Clark Joseph D, Mi Xuenan, Mitchell Douglas A, Shukla Diwakar
School of Molecular and Cellular Biology, University of Illinois at Urbana-Champaign Urbana IL 61801 USA.
Center for Biophysics and Quantitative Biology, University of Illinois at Urbana-Champaign Urbana IL 61801 USA.
Digit Discov. 2024 Dec 2;4(2):343-354. doi: 10.1039/d4dd00170b. eCollection 2025 Feb 12.
Ribosomally synthesized and post-translationally modified peptide (RiPP) biosynthetic enzymes often exhibit promiscuous substrate preferences that cannot be reduced to simple rules. Large language models are promising tools for predicting the specificity of RiPP biosynthetic enzymes. However, state-of-the-art protein language models are trained on relatively few peptide sequences. A previous study comprehensively profiled the peptide substrate preferences of LazBF (a two-component serine dehydratase) and LazDEF (a three-component azole synthetase) from the lactazole biosynthetic pathway. We demonstrated that masked language modeling of LazBF substrate preferences produced language model embeddings that improved downstream prediction of both LazBF and LazDEF substrates. Similarly, masked language modeling of LazDEF substrate preferences produced embeddings that improved prediction of both LazBF and LazDEF substrates. Our results suggest that the models learned functional forms that are transferable between distinct enzymatic transformations that act within the same biosynthetic pathway. We found that a single high-quality data set of substrates and non-substrates for a RiPP biosynthetic enzyme improved substrate prediction for distinct enzymes in data-scarce scenarios. We then fine-tuned models on each data set and showed that the fine-tuned models provided interpretable insight that we anticipate will facilitate the design of substrate libraries that are compatible with desired RiPP biosynthetic pathways.

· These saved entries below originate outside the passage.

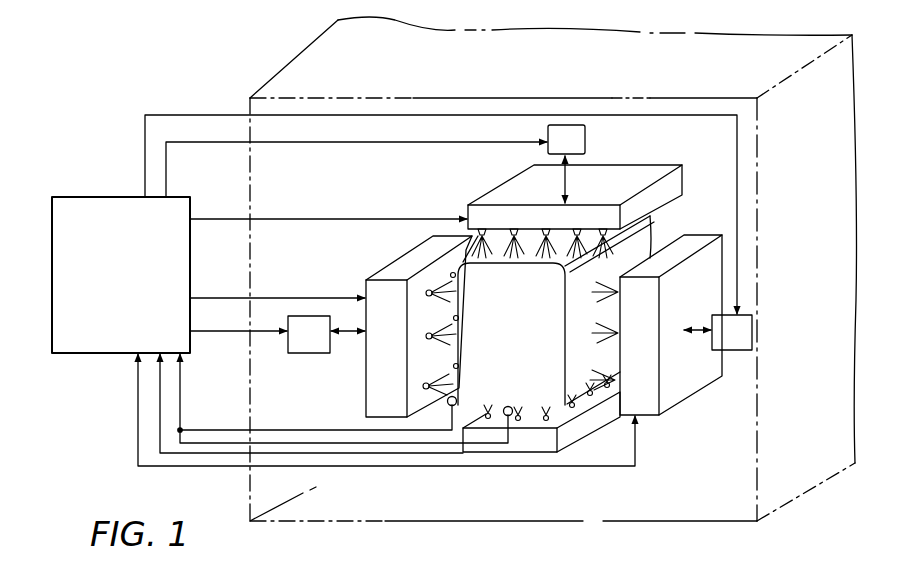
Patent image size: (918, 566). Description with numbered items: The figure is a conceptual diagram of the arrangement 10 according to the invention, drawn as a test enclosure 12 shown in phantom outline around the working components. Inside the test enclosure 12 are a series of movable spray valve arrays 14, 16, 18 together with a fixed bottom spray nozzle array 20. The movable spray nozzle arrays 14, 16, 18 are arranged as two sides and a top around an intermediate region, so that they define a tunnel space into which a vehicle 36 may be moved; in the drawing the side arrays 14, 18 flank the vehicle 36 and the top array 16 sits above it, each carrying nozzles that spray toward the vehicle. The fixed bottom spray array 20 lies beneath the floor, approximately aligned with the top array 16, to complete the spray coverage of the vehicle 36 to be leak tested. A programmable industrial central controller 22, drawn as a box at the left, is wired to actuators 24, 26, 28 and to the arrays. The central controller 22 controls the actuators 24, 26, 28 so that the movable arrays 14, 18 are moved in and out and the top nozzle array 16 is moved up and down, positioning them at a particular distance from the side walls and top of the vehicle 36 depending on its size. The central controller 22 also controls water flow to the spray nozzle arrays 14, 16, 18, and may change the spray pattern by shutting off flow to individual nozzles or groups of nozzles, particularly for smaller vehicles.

The arrangement 10 is at (184, 92).
The test enclosure 12 is at (330, 48).
The movable spray valve array 14 is at (402, 260).
The top spray nozzle array 16 is at (612, 172).
The movable spray valve array 18 is at (668, 392).
The fixed bottom spray nozzle array 20 is at (573, 438).
The programmable industrial central controller 22 is at (97, 194).
The actuator 24 is at (324, 356).
The actuator 26 is at (562, 122).
The actuator 28 is at (740, 356).
The vehicle 36 is at (527, 328).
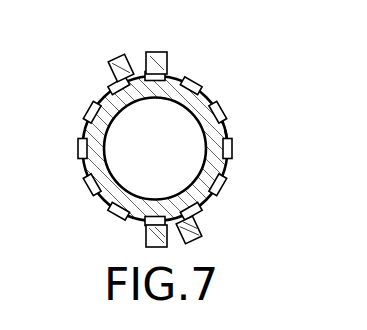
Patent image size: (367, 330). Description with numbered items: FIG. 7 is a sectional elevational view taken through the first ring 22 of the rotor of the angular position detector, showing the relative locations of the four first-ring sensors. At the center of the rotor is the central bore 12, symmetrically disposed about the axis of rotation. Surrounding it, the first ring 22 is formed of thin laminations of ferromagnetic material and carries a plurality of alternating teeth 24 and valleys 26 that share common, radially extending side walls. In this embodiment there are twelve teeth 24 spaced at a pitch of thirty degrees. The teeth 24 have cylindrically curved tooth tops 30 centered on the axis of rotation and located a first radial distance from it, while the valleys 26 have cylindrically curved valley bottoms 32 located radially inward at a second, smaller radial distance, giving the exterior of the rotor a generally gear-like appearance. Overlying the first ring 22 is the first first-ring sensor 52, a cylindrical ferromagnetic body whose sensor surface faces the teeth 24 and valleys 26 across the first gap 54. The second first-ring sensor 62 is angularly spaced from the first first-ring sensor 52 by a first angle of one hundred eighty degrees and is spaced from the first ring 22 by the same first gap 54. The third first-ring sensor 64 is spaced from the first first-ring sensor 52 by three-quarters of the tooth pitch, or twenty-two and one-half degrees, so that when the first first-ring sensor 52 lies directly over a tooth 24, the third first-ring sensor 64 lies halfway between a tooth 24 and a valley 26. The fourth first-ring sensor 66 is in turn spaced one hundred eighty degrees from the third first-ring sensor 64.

The central bore 12 is at (126, 158).
The first ring 22 is at (210, 167).
The teeth 24 is at (223, 130).
The valleys 26 is at (217, 108).
The tooth tops 30 is at (230, 136).
The valley bottoms 32 is at (213, 115).
The first first-ring sensor 52 is at (122, 66).
The first gap 54 is at (108, 81).
The second first-ring sensor 62 is at (198, 229).
The third first-ring sensor 64 is at (154, 62).
The fourth first-ring sensor 66 is at (147, 231).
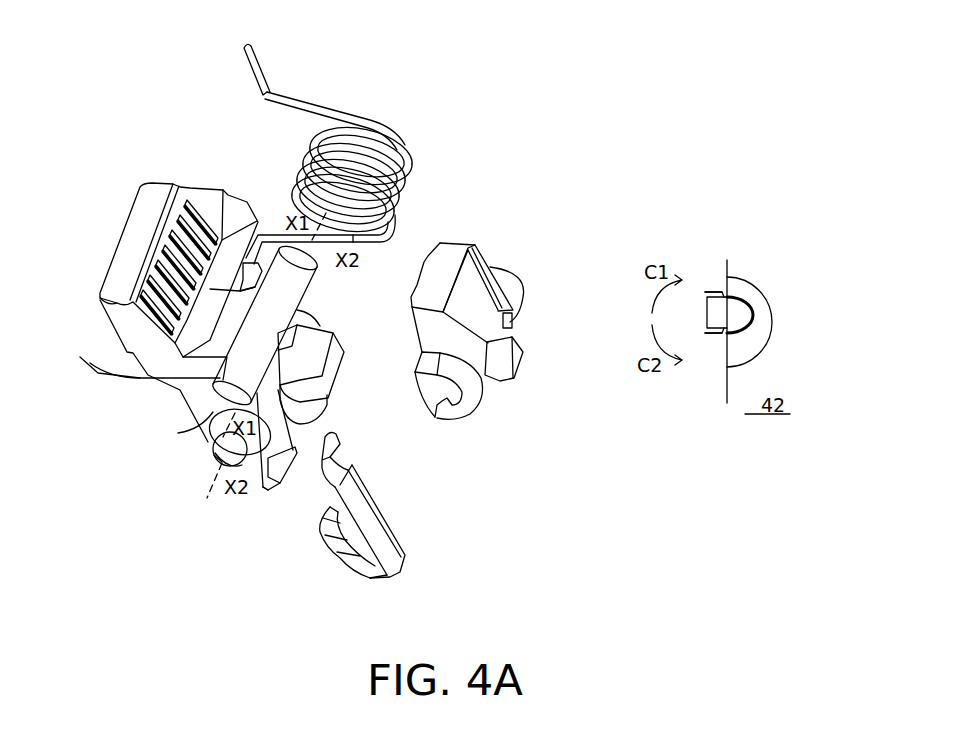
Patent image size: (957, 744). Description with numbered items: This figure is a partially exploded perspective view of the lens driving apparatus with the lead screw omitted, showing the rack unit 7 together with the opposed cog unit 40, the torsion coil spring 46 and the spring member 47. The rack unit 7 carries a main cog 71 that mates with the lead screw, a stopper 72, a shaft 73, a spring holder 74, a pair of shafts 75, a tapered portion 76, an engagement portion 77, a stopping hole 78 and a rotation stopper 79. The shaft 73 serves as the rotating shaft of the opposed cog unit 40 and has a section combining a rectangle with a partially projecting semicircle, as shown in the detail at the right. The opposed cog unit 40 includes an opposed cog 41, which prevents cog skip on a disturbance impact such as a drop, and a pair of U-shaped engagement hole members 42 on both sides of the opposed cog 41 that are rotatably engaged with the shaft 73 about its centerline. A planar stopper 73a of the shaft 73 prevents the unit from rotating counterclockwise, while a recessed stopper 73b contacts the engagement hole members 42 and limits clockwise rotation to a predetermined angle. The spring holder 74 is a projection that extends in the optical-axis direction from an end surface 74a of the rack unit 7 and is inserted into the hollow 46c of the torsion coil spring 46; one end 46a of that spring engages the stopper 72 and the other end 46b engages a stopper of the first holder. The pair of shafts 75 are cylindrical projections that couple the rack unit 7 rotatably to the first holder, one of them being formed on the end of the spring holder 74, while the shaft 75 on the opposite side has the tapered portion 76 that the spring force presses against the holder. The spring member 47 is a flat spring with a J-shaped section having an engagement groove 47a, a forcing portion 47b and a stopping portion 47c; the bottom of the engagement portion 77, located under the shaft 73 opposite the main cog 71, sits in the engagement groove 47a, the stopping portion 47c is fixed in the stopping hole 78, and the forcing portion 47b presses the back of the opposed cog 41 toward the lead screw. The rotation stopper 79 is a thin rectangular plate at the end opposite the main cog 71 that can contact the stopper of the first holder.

The rack unit 7 is at (141, 207).
The stopper 72 is at (207, 194).
The main cog 71 is at (100, 303).
The stopper 73a is at (80, 357).
The shaft 73 is at (178, 433).
The recessed stopper 73b is at (713, 340).
The tapered portion 76 is at (212, 440).
The shaft 75 is at (210, 462).
The rotation stopper 79 is at (260, 490).
The spring holder 74 is at (313, 287).
The end surface 74a is at (317, 327).
The engagement portion 77 is at (328, 373).
The stopping hole 78 is at (310, 427).
The torsion coil spring 46 is at (375, 155).
The one end 46a is at (255, 57).
The other end 46b is at (323, 273).
The hollow 46c is at (393, 130).
The opposed cog unit 40 is at (504, 313).
The opposed cog 41 is at (440, 333).
The engagement hole member 42 is at (517, 288).
The spring member 47 is at (402, 524).
The engagement groove 47a is at (368, 580).
The forcing portion 47b is at (337, 462).
The stopping portion 47c is at (322, 537).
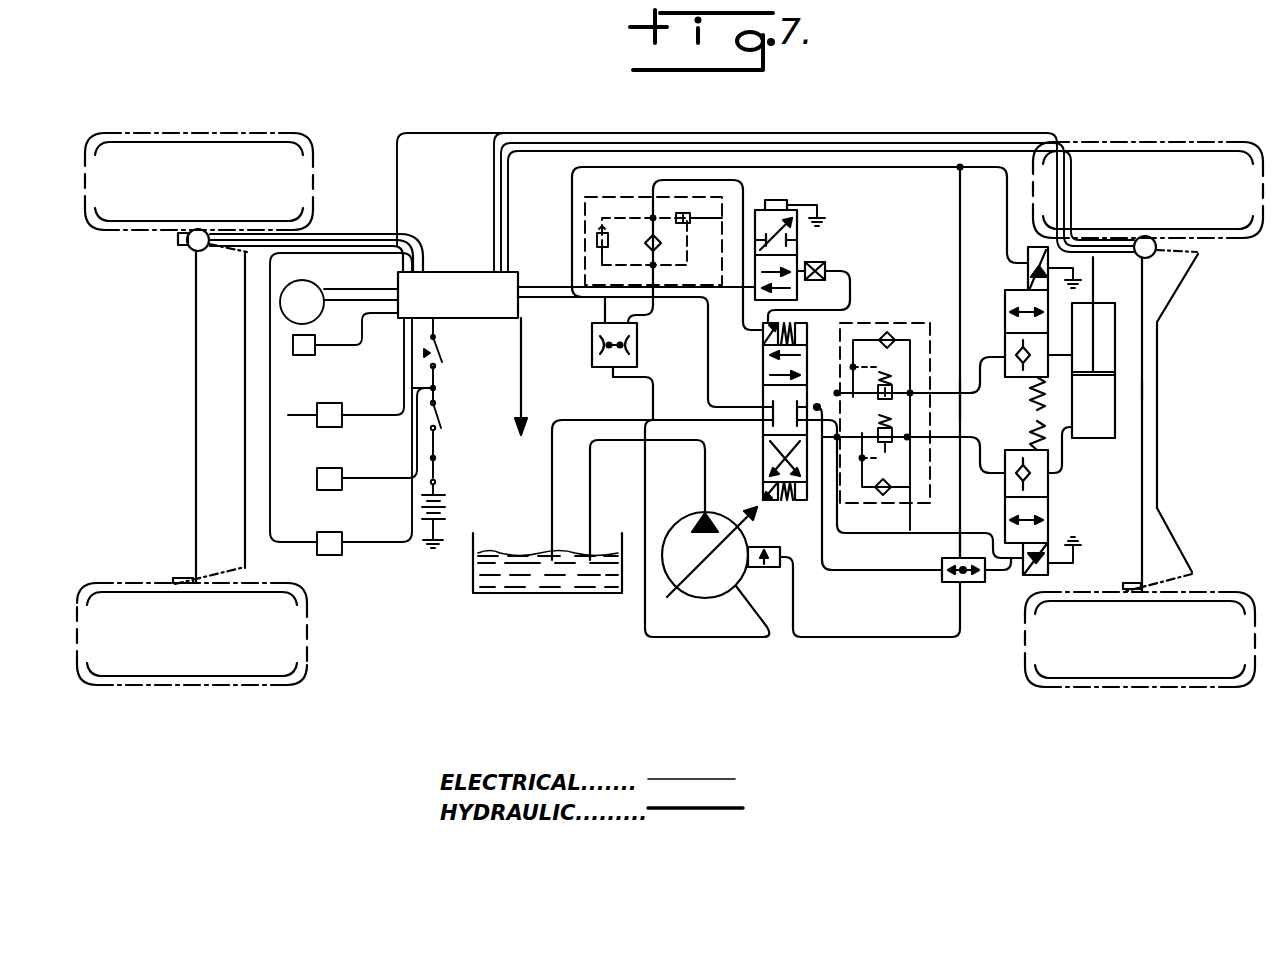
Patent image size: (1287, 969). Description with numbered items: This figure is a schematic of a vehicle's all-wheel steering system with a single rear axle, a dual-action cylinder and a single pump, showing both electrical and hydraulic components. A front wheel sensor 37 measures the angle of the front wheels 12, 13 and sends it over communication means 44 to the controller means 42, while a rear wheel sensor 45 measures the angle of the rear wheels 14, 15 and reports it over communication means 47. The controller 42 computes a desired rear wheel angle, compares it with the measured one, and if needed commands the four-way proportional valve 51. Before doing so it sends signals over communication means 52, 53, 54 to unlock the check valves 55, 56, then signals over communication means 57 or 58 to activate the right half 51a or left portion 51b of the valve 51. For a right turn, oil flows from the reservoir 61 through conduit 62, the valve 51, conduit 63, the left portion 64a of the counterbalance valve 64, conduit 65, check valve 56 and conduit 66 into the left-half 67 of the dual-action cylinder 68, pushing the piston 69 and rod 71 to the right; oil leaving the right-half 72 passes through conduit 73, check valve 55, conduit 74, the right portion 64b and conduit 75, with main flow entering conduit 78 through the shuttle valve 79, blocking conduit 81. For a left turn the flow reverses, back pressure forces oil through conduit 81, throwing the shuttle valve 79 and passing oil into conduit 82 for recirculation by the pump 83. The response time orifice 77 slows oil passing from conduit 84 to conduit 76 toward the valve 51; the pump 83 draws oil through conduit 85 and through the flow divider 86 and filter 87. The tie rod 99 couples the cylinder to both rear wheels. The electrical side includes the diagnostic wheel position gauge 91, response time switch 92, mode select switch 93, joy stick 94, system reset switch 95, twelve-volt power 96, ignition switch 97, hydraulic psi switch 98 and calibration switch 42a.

The front wheel 12 is at (238, 133).
The front wheel 13 is at (218, 675).
The rear wheel 14 is at (1178, 150).
The rear wheel 15 is at (1158, 675).
The front wheel sensor 37 is at (182, 254).
The controller means 42 is at (483, 270).
The calibration switch 42a is at (303, 355).
The communication means 44 is at (375, 233).
The rear wheel sensor 45 is at (1180, 258).
The communication means 47 is at (995, 140).
The four-way proportional valve 51 is at (763, 365).
The right half of four-way valve 51a is at (812, 330).
The left portion of four-way valve 51b is at (763, 496).
The communication means 52 is at (905, 170).
The communication means 53 is at (1003, 200).
The communication means 54 is at (958, 250).
The check valve 55 is at (1005, 290).
The check valve 56 is at (1050, 505).
The communication means 57 is at (556, 287).
The communication means 58 is at (552, 304).
The reservoir 61 is at (588, 595).
The conduit 62 is at (605, 420).
The conduit 63 is at (832, 534).
The counterbalance valve 64 is at (905, 322).
The left portion of counterbalance valve 64a is at (893, 500).
The right portion of counterbalance valve 64b is at (900, 338).
The conduit 65 is at (975, 482).
The conduit 66 is at (1062, 462).
The left-half of dual-action cylinder 67 is at (1105, 420).
The dual-action cylinder 68 is at (1100, 425).
The piston 69 is at (1117, 390).
The rod 71 is at (1095, 345).
The right-half of dual-action cylinder 72 is at (1110, 356).
The conduit 73 is at (1022, 413).
The conduit 74 is at (978, 366).
The conduit 75 is at (825, 402).
The conduit 76 is at (848, 286).
The response time orifice 77 is at (782, 205).
The conduit 78 is at (900, 570).
The shuttle valve 79 is at (957, 582).
The conduit 81 is at (993, 574).
The conduit 82 is at (878, 642).
The pump 83 is at (700, 512).
The conduit 84 is at (690, 176).
The conduit 85 is at (730, 640).
The flow divider 86 is at (637, 345).
The filter 87 is at (620, 200).
The diagnostic wheel position gauge 91 is at (314, 280).
The response time switch 92 is at (325, 555).
The mode select switch 93 is at (332, 490).
The joy stick 94 is at (332, 427).
The system reset switch 95 is at (426, 484).
The 12-volt power 96 is at (445, 512).
The ignition switch 97 is at (443, 420).
The hydraulic psi switch 98 is at (442, 355).
The tie rod 99 is at (1176, 546).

核糖体合成及翻译后修饰肽(RiPP)生物合成酶通常表现出混杂的底物偏好,无法简化为简单规则。大语言模型是预测RiPP生物合成酶特异性的有前景的工具。然而,当前最先进的蛋白质语言模型是基于相对较少的肽序列进行训练的。先前的一项研究全面分析了来自乳唑生物合成途径的LazBF(一种双组分丝氨酸脱水酶)和LazDEF(一种三组分唑合成酶)的肽底物偏好。我们证明,对LazBF底物偏好进行掩码语言建模产生的语言模型嵌入改善了对LazBF和LazDEF底物的下游预测。同样,对LazDEF底物偏好进行掩码语言建模产生的嵌入也改善了对LazBF和LazDEF底物的预测。我们的结果表明,这些模型学习到了可在同一生物合成途径中起作用的不同酶促转化之间转移的功能形式。我们发现,一个单一的、高质量的RiPP生物合成酶底物和非底物数据集在数据稀缺的情况下改善了对不同酶的底物预测。然后,我们在每个数据集上对模型进行了微调,并表明微调后的模型提供了可解释的见解,我们预计这将有助于设计与所需RiPP生物合成途径兼容的底物库。